Was bedeutet „Ausgangssperre“?

§ 28 Abs. 1 Satz 2 Halbsatz 2 IfSchG gibt u. a. die Möglichkeit anzuordnen, dass Personen den Ort, an dem sie sich befinden, nicht verlassen und bestimmte Orte nicht betreten dürfen. Wenn die Anordnung erfolgt, die eigene Wohnung nicht zu verlassen und öffentliche Straßen, Wege und Plätze (einschließlich Erholungsflächen) nicht zu betreten, stellt dies im Ergebnis eine „Ausgangssperre“ dar. Darüber hinaus kann eine Ausgangssperre auch als notwendige Schutzmaßnahme auf § 28 Abs. 1 Satz 1 IfSG gestützt werden. Wenn und soweit in einem Bundesland der Katastrophenfall festgestellt worden ist, kann die Anordnung von „Sperrgebieten“ zusätzlich auch auf das jeweilige Katastrophenschutzgesetz gestützt werden.

Nach allen gesetzlichen Grundlagen muss die entsprechende Anordnung verhältnismäßig sein (vgl. dazu im Einzelnen hier. Die anordnende Behörde muss sich bewusst sein, wie weitgehend die mit der Anordnung verbundenen Einschränkungen der persönlichen Freiheit sind. Eine Ausgangssperre schränkt die Freiheit der Person, die Versammlungsfreiheit und ggf. auch das Recht auf Unverletzlichkeit der Wohnung ein. Diese Grundrechte sind verfassungsrechtlich durch Art. 2 Abs. 2 Satz 2 GG, Art. 8 GG und Art. 13 Abs. 1 GG gesichert. Sie stellen ein hohes Gut dar.

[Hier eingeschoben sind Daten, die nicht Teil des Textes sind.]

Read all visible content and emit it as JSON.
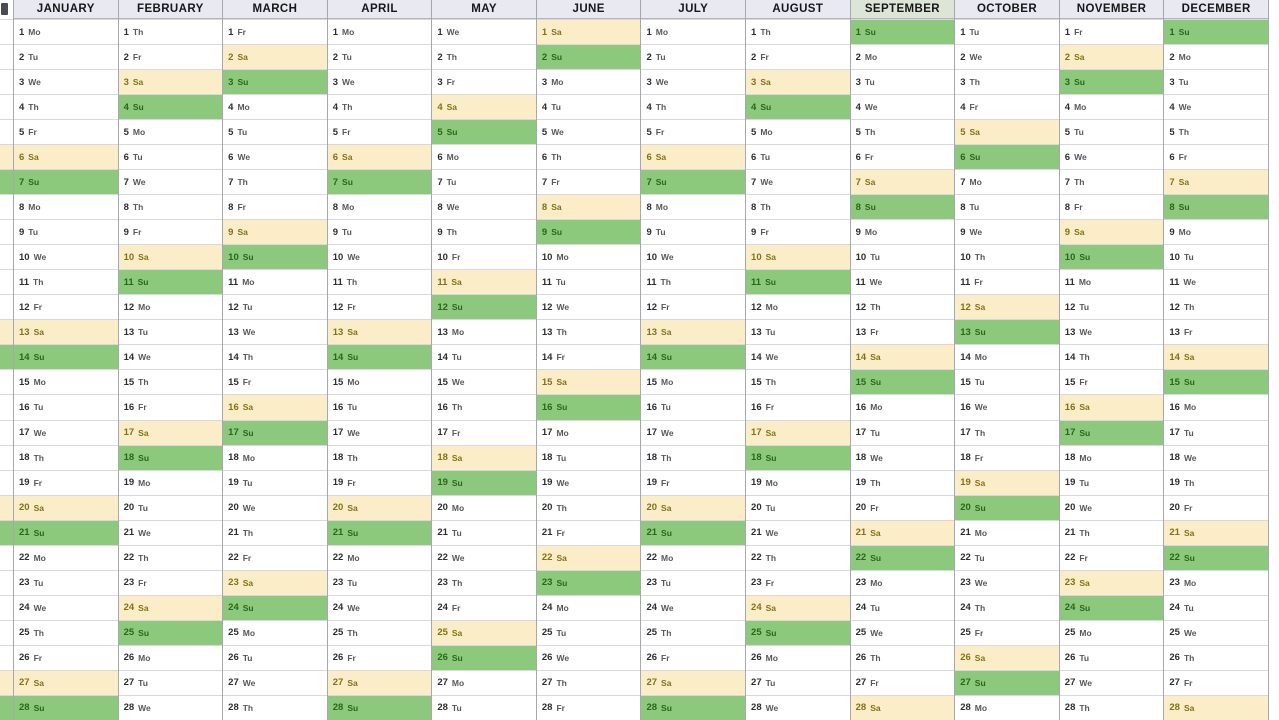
{
  "calendar": {
    "day_numbers": [
      1,
      2,
      3,
      4,
      5,
      6,
      7,
      8,
      9,
      10,
      11,
      12,
      13,
      14,
      15,
      16,
      17,
      18,
      19,
      20,
      21,
      22,
      23,
      24,
      25,
      26,
      27,
      28
    ],
    "months": [
      {
        "name": "JANUARY",
        "weekdays": [
          "Mo",
          "Tu",
          "We",
          "Th",
          "Fr",
          "Sa",
          "Su",
          "Mo",
          "Tu",
          "We",
          "Th",
          "Fr",
          "Sa",
          "Su",
          "Mo",
          "Tu",
          "We",
          "Th",
          "Fr",
          "Sa",
          "Su",
          "Mo",
          "Tu",
          "We",
          "Th",
          "Fr",
          "Sa",
          "Su"
        ]
      },
      {
        "name": "FEBRUARY",
        "weekdays": [
          "Th",
          "Fr",
          "Sa",
          "Su",
          "Mo",
          "Tu",
          "We",
          "Th",
          "Fr",
          "Sa",
          "Su",
          "Mo",
          "Tu",
          "We",
          "Th",
          "Fr",
          "Sa",
          "Su",
          "Mo",
          "Tu",
          "We",
          "Th",
          "Fr",
          "Sa",
          "Su",
          "Mo",
          "Tu",
          "We"
        ]
      },
      {
        "name": "MARCH",
        "weekdays": [
          "Fr",
          "Sa",
          "Su",
          "Mo",
          "Tu",
          "We",
          "Th",
          "Fr",
          "Sa",
          "Su",
          "Mo",
          "Tu",
          "We",
          "Th",
          "Fr",
          "Sa",
          "Su",
          "Mo",
          "Tu",
          "We",
          "Th",
          "Fr",
          "Sa",
          "Su",
          "Mo",
          "Tu",
          "We",
          "Th"
        ]
      },
      {
        "name": "APRIL",
        "weekdays": [
          "Mo",
          "Tu",
          "We",
          "Th",
          "Fr",
          "Sa",
          "Su",
          "Mo",
          "Tu",
          "We",
          "Th",
          "Fr",
          "Sa",
          "Su",
          "Mo",
          "Tu",
          "We",
          "Th",
          "Fr",
          "Sa",
          "Su",
          "Mo",
          "Tu",
          "We",
          "Th",
          "Fr",
          "Sa",
          "Su"
        ]
      },
      {
        "name": "MAY",
        "weekdays": [
          "We",
          "Th",
          "Fr",
          "Sa",
          "Su",
          "Mo",
          "Tu",
          "We",
          "Th",
          "Fr",
          "Sa",
          "Su",
          "Mo",
          "Tu",
          "We",
          "Th",
          "Fr",
          "Sa",
          "Su",
          "Mo",
          "Tu",
          "We",
          "Th",
          "Fr",
          "Sa",
          "Su",
          "Mo",
          "Tu"
        ]
      },
      {
        "name": "JUNE",
        "weekdays": [
          "Sa",
          "Su",
          "Mo",
          "Tu",
          "We",
          "Th",
          "Fr",
          "Sa",
          "Su",
          "Mo",
          "Tu",
          "We",
          "Th",
          "Fr",
          "Sa",
          "Su",
          "Mo",
          "Tu",
          "We",
          "Th",
          "Fr",
          "Sa",
          "Su",
          "Mo",
          "Tu",
          "We",
          "Th",
          "Fr"
        ]
      },
      {
        "name": "JULY",
        "weekdays": [
          "Mo",
          "Tu",
          "We",
          "Th",
          "Fr",
          "Sa",
          "Su",
          "Mo",
          "Tu",
          "We",
          "Th",
          "Fr",
          "Sa",
          "Su",
          "Mo",
          "Tu",
          "We",
          "Th",
          "Fr",
          "Sa",
          "Su",
          "Mo",
          "Tu",
          "We",
          "Th",
          "Fr",
          "Sa",
          "Su"
        ]
      },
      {
        "name": "AUGUST",
        "weekdays": [
          "Th",
          "Fr",
          "Sa",
          "Su",
          "Mo",
          "Tu",
          "We",
          "Th",
          "Fr",
          "Sa",
          "Su",
          "Mo",
          "Tu",
          "We",
          "Th",
          "Fr",
          "Sa",
          "Su",
          "Mo",
          "Tu",
          "We",
          "Th",
          "Fr",
          "Sa",
          "Su",
          "Mo",
          "Tu",
          "We"
        ]
      },
      {
        "name": "SEPTEMBER",
        "header_bg": "#dde6d6",
        "weekdays": [
          "Su",
          "Mo",
          "Tu",
          "We",
          "Th",
          "Fr",
          "Sa",
          "Su",
          "Mo",
          "Tu",
          "We",
          "Th",
          "Fr",
          "Sa",
          "Su",
          "Mo",
          "Tu",
          "We",
          "Th",
          "Fr",
          "Sa",
          "Su",
          "Mo",
          "Tu",
          "We",
          "Th",
          "Fr",
          "Sa"
        ]
      },
      {
        "name": "OCTOBER",
        "weekdays": [
          "Tu",
          "We",
          "Th",
          "Fr",
          "Sa",
          "Su",
          "Mo",
          "Tu",
          "We",
          "Th",
          "Fr",
          "Sa",
          "Su",
          "Mo",
          "Tu",
          "We",
          "Th",
          "Fr",
          "Sa",
          "Su",
          "Mo",
          "Tu",
          "We",
          "Th",
          "Fr",
          "Sa",
          "Su",
          "Mo"
        ]
      },
      {
        "name": "NOVEMBER",
        "weekdays": [
          "Fr",
          "Sa",
          "Su",
          "Mo",
          "Tu",
          "We",
          "Th",
          "Fr",
          "Sa",
          "Su",
          "Mo",
          "Tu",
          "We",
          "Th",
          "Fr",
          "Sa",
          "Su",
          "Mo",
          "Tu",
          "We",
          "Th",
          "Fr",
          "Sa",
          "Su",
          "Mo",
          "Tu",
          "We",
          "Th"
        ]
      },
      {
        "name": "DECEMBER",
        "weekdays": [
          "Su",
          "Mo",
          "Tu",
          "We",
          "Th",
          "Fr",
          "Sa",
          "Su",
          "Mo",
          "Tu",
          "We",
          "Th",
          "Fr",
          "Sa",
          "Su",
          "Mo",
          "Tu",
          "We",
          "Th",
          "Fr",
          "Sa",
          "Su",
          "Mo",
          "Tu",
          "We",
          "Th",
          "Fr",
          "Sa"
        ]
      }
    ],
    "colors": {
      "saturday_row_bg": "#fbedc8",
      "sunday_row_bg": "#8cc97d",
      "saturday_text": "#827117",
      "sunday_text": "#2b661a",
      "month_header_bg": "#e8e9f1",
      "september_header_bg": "#dde6d6",
      "grid_line": "#d8d8dd",
      "column_border": "#a7a7b0",
      "day_number_text": "#2e2e31",
      "weekday_text": "#57575c"
    }
  }
}
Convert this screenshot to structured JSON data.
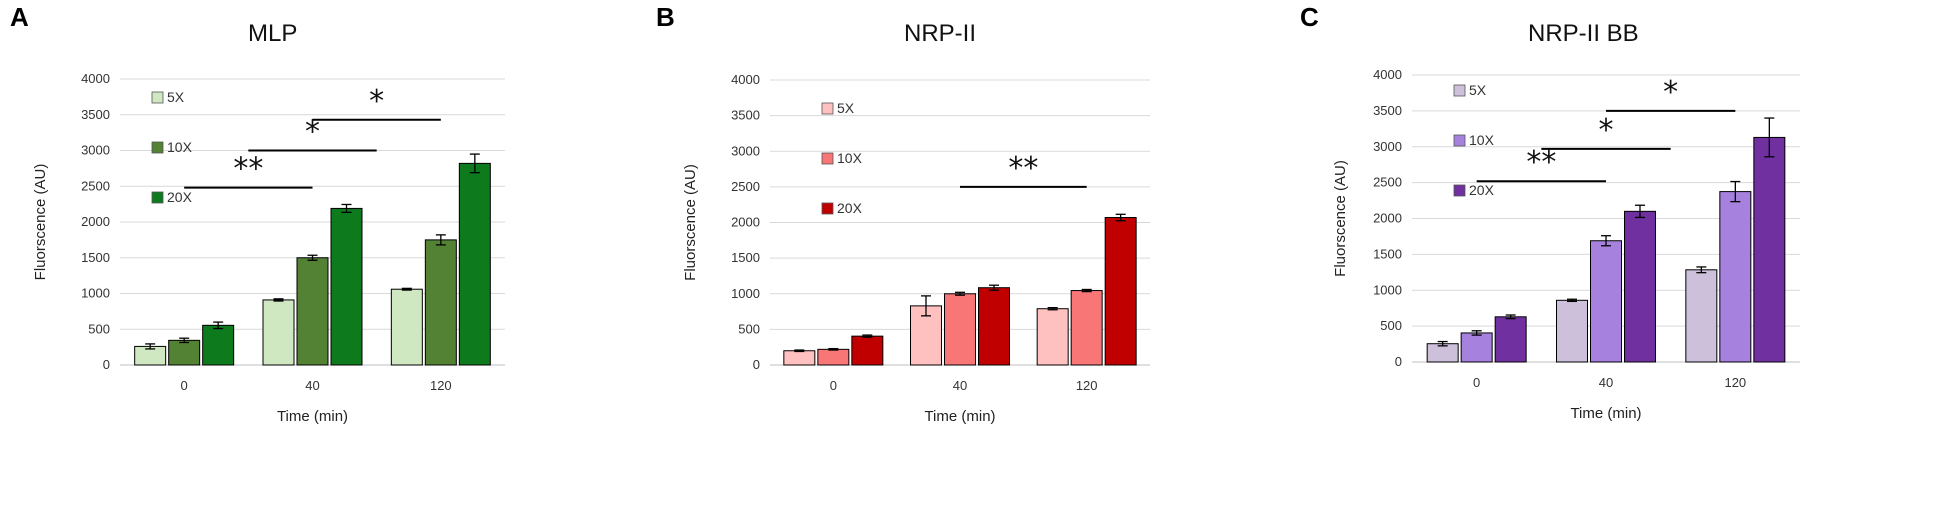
{
  "figure": {
    "panels": [
      {
        "letter": "A"
      },
      {
        "letter": "B"
      },
      {
        "letter": "C"
      }
    ]
  },
  "chart_data": [
    {
      "type": "bar",
      "title": "MLP",
      "xlabel": "Time (min)",
      "ylabel": "Fluorscence (AU)",
      "ylim": [
        0,
        4000
      ],
      "yticks": [
        0,
        500,
        1000,
        1500,
        2000,
        2500,
        3000,
        3500,
        4000
      ],
      "categories": [
        "0",
        "40",
        "120"
      ],
      "grid": true,
      "legend_position": "top-left",
      "series": [
        {
          "name": "5X",
          "color": "#cfe8c2",
          "values": [
            260,
            910,
            1060
          ],
          "errors": [
            35,
            15,
            12
          ]
        },
        {
          "name": "10X",
          "color": "#548235",
          "values": [
            345,
            1500,
            1750
          ],
          "errors": [
            30,
            35,
            70
          ]
        },
        {
          "name": "20X",
          "color": "#0e7a1e",
          "values": [
            555,
            2190,
            2820
          ],
          "errors": [
            45,
            55,
            130
          ]
        }
      ],
      "significance": [
        {
          "label": "**",
          "from": 0.5,
          "to": 1.5,
          "y": 2480
        },
        {
          "label": "*",
          "from": 1.0,
          "to": 2.0,
          "y": 3000
        },
        {
          "label": "*",
          "from": 1.5,
          "to": 2.5,
          "y": 3430
        }
      ]
    },
    {
      "type": "bar",
      "title": "NRP-II",
      "xlabel": "Time (min)",
      "ylabel": "Fluorscence (AU)",
      "ylim": [
        0,
        4000
      ],
      "yticks": [
        0,
        500,
        1000,
        1500,
        2000,
        2500,
        3000,
        3500,
        4000
      ],
      "categories": [
        "0",
        "40",
        "120"
      ],
      "grid": true,
      "legend_position": "top-left",
      "series": [
        {
          "name": "5X",
          "color": "#ffc0c0",
          "values": [
            200,
            830,
            790
          ],
          "errors": [
            10,
            140,
            15
          ]
        },
        {
          "name": "10X",
          "color": "#f87676",
          "values": [
            220,
            1000,
            1045
          ],
          "errors": [
            10,
            20,
            15
          ]
        },
        {
          "name": "20X",
          "color": "#c00000",
          "values": [
            405,
            1085,
            2070
          ],
          "errors": [
            15,
            35,
            45
          ]
        }
      ],
      "significance": [
        {
          "label": "**",
          "from": 1.5,
          "to": 2.5,
          "y": 2500
        }
      ]
    },
    {
      "type": "bar",
      "title": "NRP-II BB",
      "xlabel": "Time (min)",
      "ylabel": "Fluorscence (AU)",
      "ylim": [
        0,
        4000
      ],
      "yticks": [
        0,
        500,
        1000,
        1500,
        2000,
        2500,
        3000,
        3500,
        4000
      ],
      "categories": [
        "0",
        "40",
        "120"
      ],
      "grid": true,
      "legend_position": "top-left",
      "series": [
        {
          "name": "5X",
          "color": "#ccc0da",
          "values": [
            255,
            860,
            1285
          ],
          "errors": [
            30,
            15,
            40
          ]
        },
        {
          "name": "10X",
          "color": "#a681de",
          "values": [
            405,
            1690,
            2375
          ],
          "errors": [
            30,
            70,
            140
          ]
        },
        {
          "name": "20X",
          "color": "#7030a0",
          "values": [
            630,
            2100,
            3130
          ],
          "errors": [
            25,
            85,
            270
          ]
        }
      ],
      "significance": [
        {
          "label": "**",
          "from": 0.5,
          "to": 1.5,
          "y": 2520
        },
        {
          "label": "*",
          "from": 1.0,
          "to": 2.0,
          "y": 2970
        },
        {
          "label": "*",
          "from": 1.5,
          "to": 2.5,
          "y": 3500
        }
      ]
    }
  ]
}
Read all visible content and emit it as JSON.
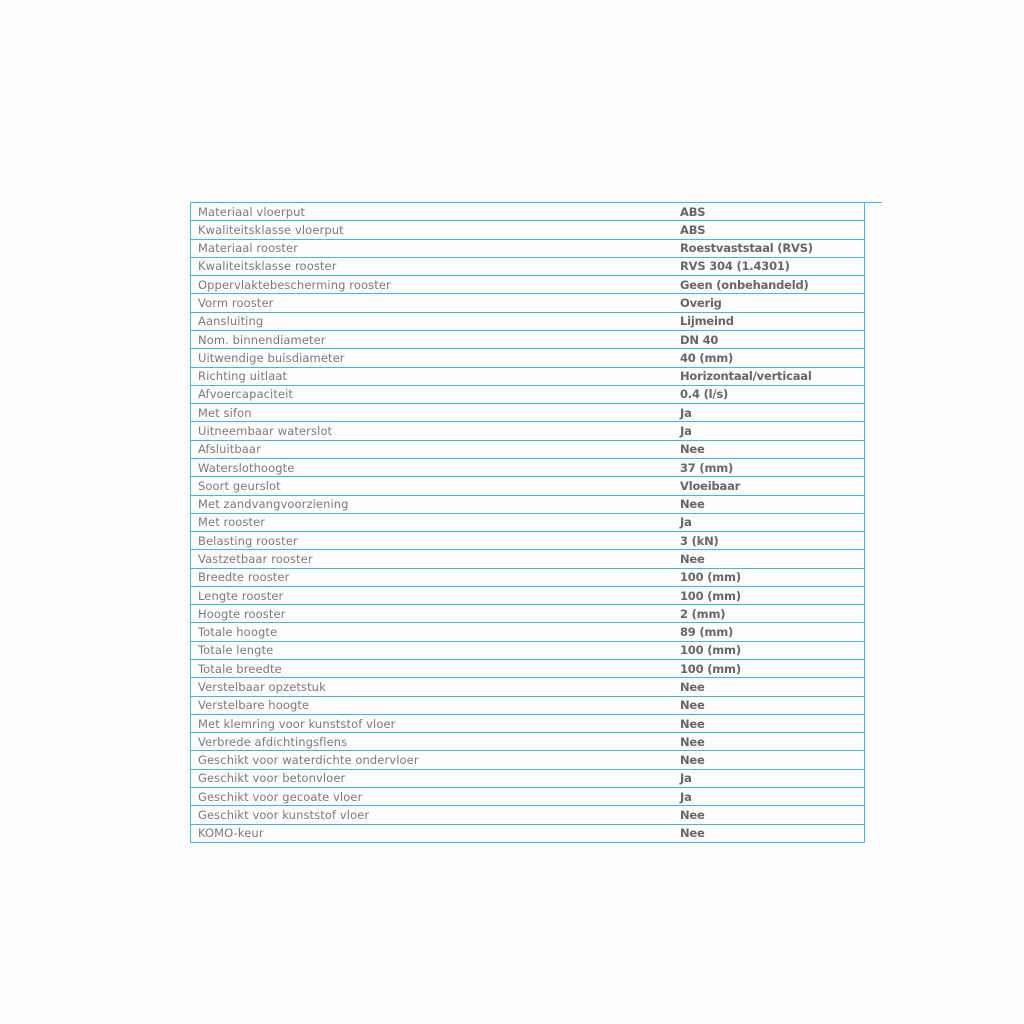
{
  "border_color": "#4db3dc",
  "specs": [
    {
      "label": "Materiaal vloerput",
      "value": "ABS"
    },
    {
      "label": "Kwaliteitsklasse vloerput",
      "value": "ABS"
    },
    {
      "label": "Materiaal rooster",
      "value": "Roestvaststaal (RVS)"
    },
    {
      "label": "Kwaliteitsklasse rooster",
      "value": "RVS 304 (1.4301)"
    },
    {
      "label": "Oppervlaktebescherming rooster",
      "value": "Geen (onbehandeld)"
    },
    {
      "label": "Vorm rooster",
      "value": "Overig"
    },
    {
      "label": "Aansluiting",
      "value": "Lijmeind"
    },
    {
      "label": "Nom. binnendiameter",
      "value": "DN 40"
    },
    {
      "label": "Uitwendige buisdiameter",
      "value": "40 (mm)"
    },
    {
      "label": "Richting uitlaat",
      "value": "Horizontaal/verticaal"
    },
    {
      "label": "Afvoercapaciteit",
      "value": "0.4 (l/s)"
    },
    {
      "label": "Met sifon",
      "value": "Ja"
    },
    {
      "label": "Uitneembaar waterslot",
      "value": "Ja"
    },
    {
      "label": "Afsluitbaar",
      "value": "Nee"
    },
    {
      "label": "Waterslothoogte",
      "value": "37 (mm)"
    },
    {
      "label": "Soort geurslot",
      "value": "Vloeibaar"
    },
    {
      "label": "Met zandvangvoorziening",
      "value": "Nee"
    },
    {
      "label": "Met rooster",
      "value": "Ja"
    },
    {
      "label": "Belasting rooster",
      "value": "3 (kN)"
    },
    {
      "label": "Vastzetbaar rooster",
      "value": "Nee"
    },
    {
      "label": "Breedte rooster",
      "value": "100 (mm)"
    },
    {
      "label": "Lengte rooster",
      "value": "100 (mm)"
    },
    {
      "label": "Hoogte rooster",
      "value": "2 (mm)"
    },
    {
      "label": "Totale hoogte",
      "value": "89 (mm)"
    },
    {
      "label": "Totale lengte",
      "value": "100 (mm)"
    },
    {
      "label": "Totale breedte",
      "value": "100 (mm)"
    },
    {
      "label": "Verstelbaar opzetstuk",
      "value": "Nee"
    },
    {
      "label": "Verstelbare hoogte",
      "value": "Nee"
    },
    {
      "label": "Met klemring voor kunststof vloer",
      "value": "Nee"
    },
    {
      "label": "Verbrede afdichtingsflens",
      "value": "Nee"
    },
    {
      "label": "Geschikt voor waterdichte ondervloer",
      "value": "Nee"
    },
    {
      "label": "Geschikt voor betonvloer",
      "value": "Ja"
    },
    {
      "label": "Geschikt voor gecoate vloer",
      "value": "Ja"
    },
    {
      "label": "Geschikt voor kunststof vloer",
      "value": "Nee"
    },
    {
      "label": "KOMO-keur",
      "value": "Nee"
    }
  ]
}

Die Einschränkungen sind ins Verhältnis zu setzen zu dem mit der Anordnung verfolgten Ziel. Das ist der ebenfalls grundrechtlich gesicherte Schutz von Leben und Gesundheit des Einzelnen und der Schutz der Gemeinschaft vor den Gefahren, die mit einer weiteren starken Verbreitung des Coronavirus verbunden sind. Dieser Schutz umfasst die Stabilität des Gesundheitswesens und die Sicherung der medizinischen Möglichkeiten, am Coronavirus oder sonst schwer erkrankte Personen angemessen medizinisch versorgen zu können. Die beschriebenen Gefahren werden zwischenzeitlich durch das dazu gesetzlich berufene Robert-Koch-Institut als „hoch“ bewertet.

Die anordnende Behörde muss prüfen, ob die Ausgangssperre geeignet und erforderlich ist, um diese Gefahren einzudämmen. Wenn und soweit die trotz bereits geltender Verbote weiter zu beobachtenden Ansammlungen mehrerer Personen im Freien die Gefahr weiter erhöhen, kann die Anordnung einer Ausgangssperre geeignet und auch erforderlich sein. Denn nur mit der Anordnung können solche Ansammlungen auch behördlich, zur Not mit unmittelbarem Zwang, unterbunden werden.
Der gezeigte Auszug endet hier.